Boykottvorwurf Der Streit um eine einheitliche Notrufnummer für Feuerwehr und Rettungsdienst verschärft sich. Nachdem das Sozialministerium den DRK-Kreisverband Heilbronn wie berichtet in aller Deutlichkeit angewiesen hat, bis 1. Juli von der 19222 auf die europaweite Notruf-Nummer 112 umzustellen, legt die Bürgerinitiative (BI) Rettungsdienst aus der Region Stuttgart jetzt nach.
Deren Chef Joachim Spohn (54), ein Musik-Pädagoge aus Leinfelden, fährt schweres Geschütz auf. Er prangert das Verhalten des DRK-Kreisverbands als „Boykott“ und Gesetzesverstoß an, da nur die 110 und die 112 gesetzlich zugelassene Notrufnummern seien. Wenn das DRK die Vorgabe des Sozialministeriums im Sommer nicht umsetze, droht Spohn mit einer Anzeige und rechtlichen Schritten. Seit 1976 kämpft die BI in Stuttgart für eine Verbesserung der Rettungsdienststruktur. Ein Notfall, in dem Retter 35 Minuten benötigten, war der Auslöser. Die 19222 ist für Spohn ein rotes Tuch. „Ein Notruf muss kostenlos und rückverfolgbar sein und auch bei Handys ohne Vorwahl funktionieren“, fordert er.
Lange Jahre war die 19222 akzeptiert. Seit die EU die europaweite Notruf-Nummer 112 beschlossen hat, kommt in deutschen Ministerien Hektik auf. Nachdem sich Feuerwehr und DRK in Heilbronn auf eine gemeinsame Leitstelle geeinigt hatten, die im Sommer 2011 bezogen werden soll, lautete die Marschroute: erst der Einzug unter ein Dach, dann das Umstellen auf 112.
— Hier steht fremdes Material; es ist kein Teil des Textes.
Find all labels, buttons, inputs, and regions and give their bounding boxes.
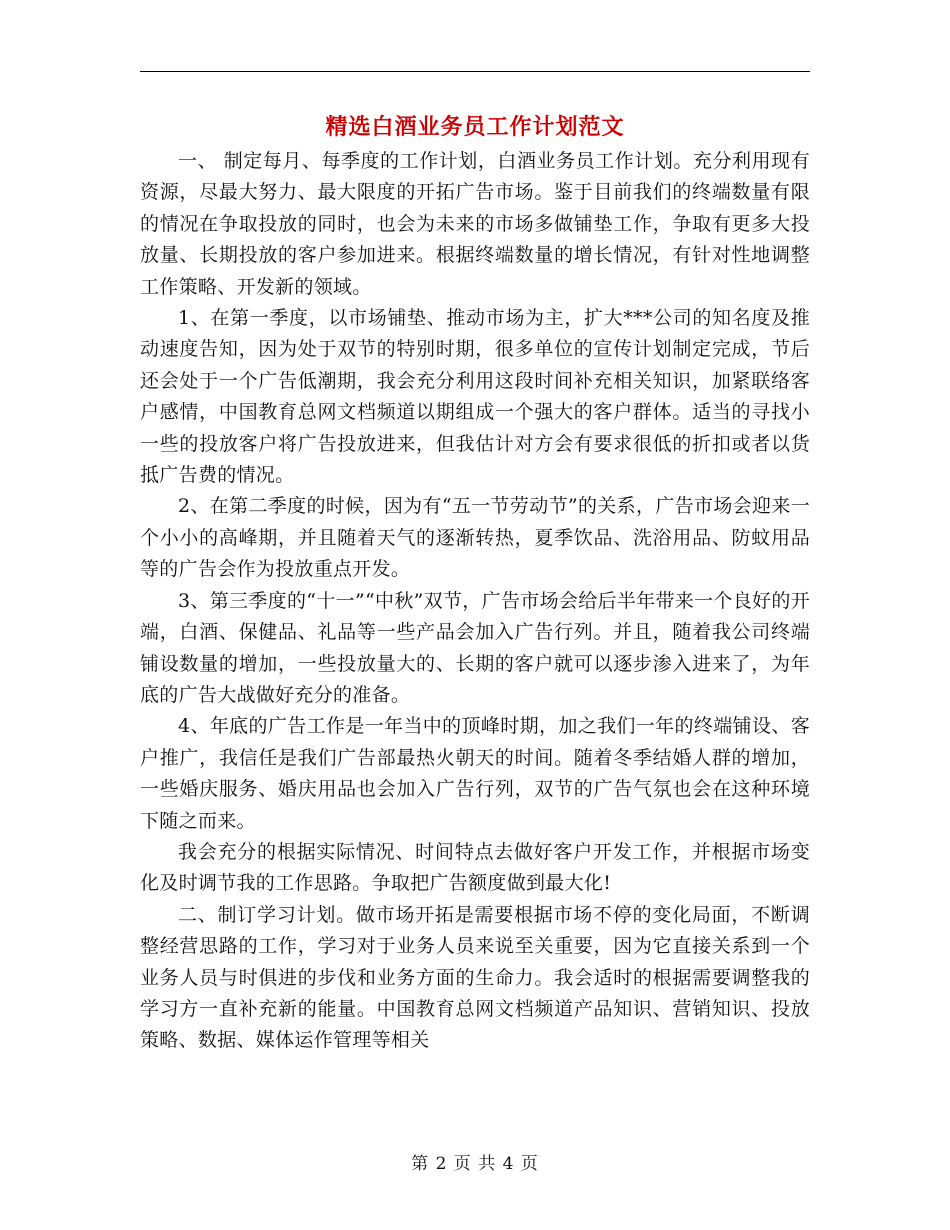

Vor zwei Wochen hatten sowohl die Heilbronner Feuerwehr als auch DRK und ASB erklärt, dass der plötzlich geforderte „unverzügliche Umstieg“ auf die 112 technische Probleme bereiten werde. Weil zwischen Feuerwehr und Rettungsdienst nur eine Direktverbindung bestehe, würden eingehende Folgeanrufe erst einmal in der Warteschleife stecken. Nun vorübergehend Zusatzleitungen zu installieren, koste viel Geld, hieß es.
DRK-Kreisgeschäftsführer Ludwig Landzettel sieht die Klageandrohung der BI gelassen. „Wir boykottieren die 112 nicht. Es geht darum, was derzeit das Vernünftigste für die Menschen ist.“ Und da aus Sicht aller Beteiligter in der Region eine Übergangslösung bis zum Bezug der gemeinsamen Leitstelle das Beste sei, führe der Landesverband Gespräche. Landzettel hält nichts davon, den Umstieg auf die 112 „brachial durchzuziehen“. Wenn es aber Vorgabe aus Stuttgart bleibe, „werden wir es tun“. Für eine Qualitätsverschlechterung sei das Rote Kreuz dann nicht verantwortlich.
Das Sozialministerium sieht keinen Spielraum für eine Übergangslösung. Die einheitliche Notrufnummer sei als Bundesverordnung seit März gesetzlich festgelegt. „Und da gibt es keine Übergangsfristen“, sagt Sprecherin Susanne Keller in Stuttgart. Sie verweist darauf, dass das Landesgesetz seit 1998 den Aufbau integrierter Leitstellen als Regelfall vorschreibe. Im Sommer 2007 habe man zudem alle Rettungsverbände informiert, dass künftig auf die 112 umzustellen sei.
Nicht haltbar Konkrete Vorgaben fehlten jedoch. „Wenn das Ministerium früher schon Anweisungen mit klarer Frist gegeben hätte, wäre alles heute kein Thema“, sagt ein Insider in Heilbronn. Der aktuelle Termin, bis 1. Juli Vollzug zu melden, sei jedenfalls „nicht haltbar“.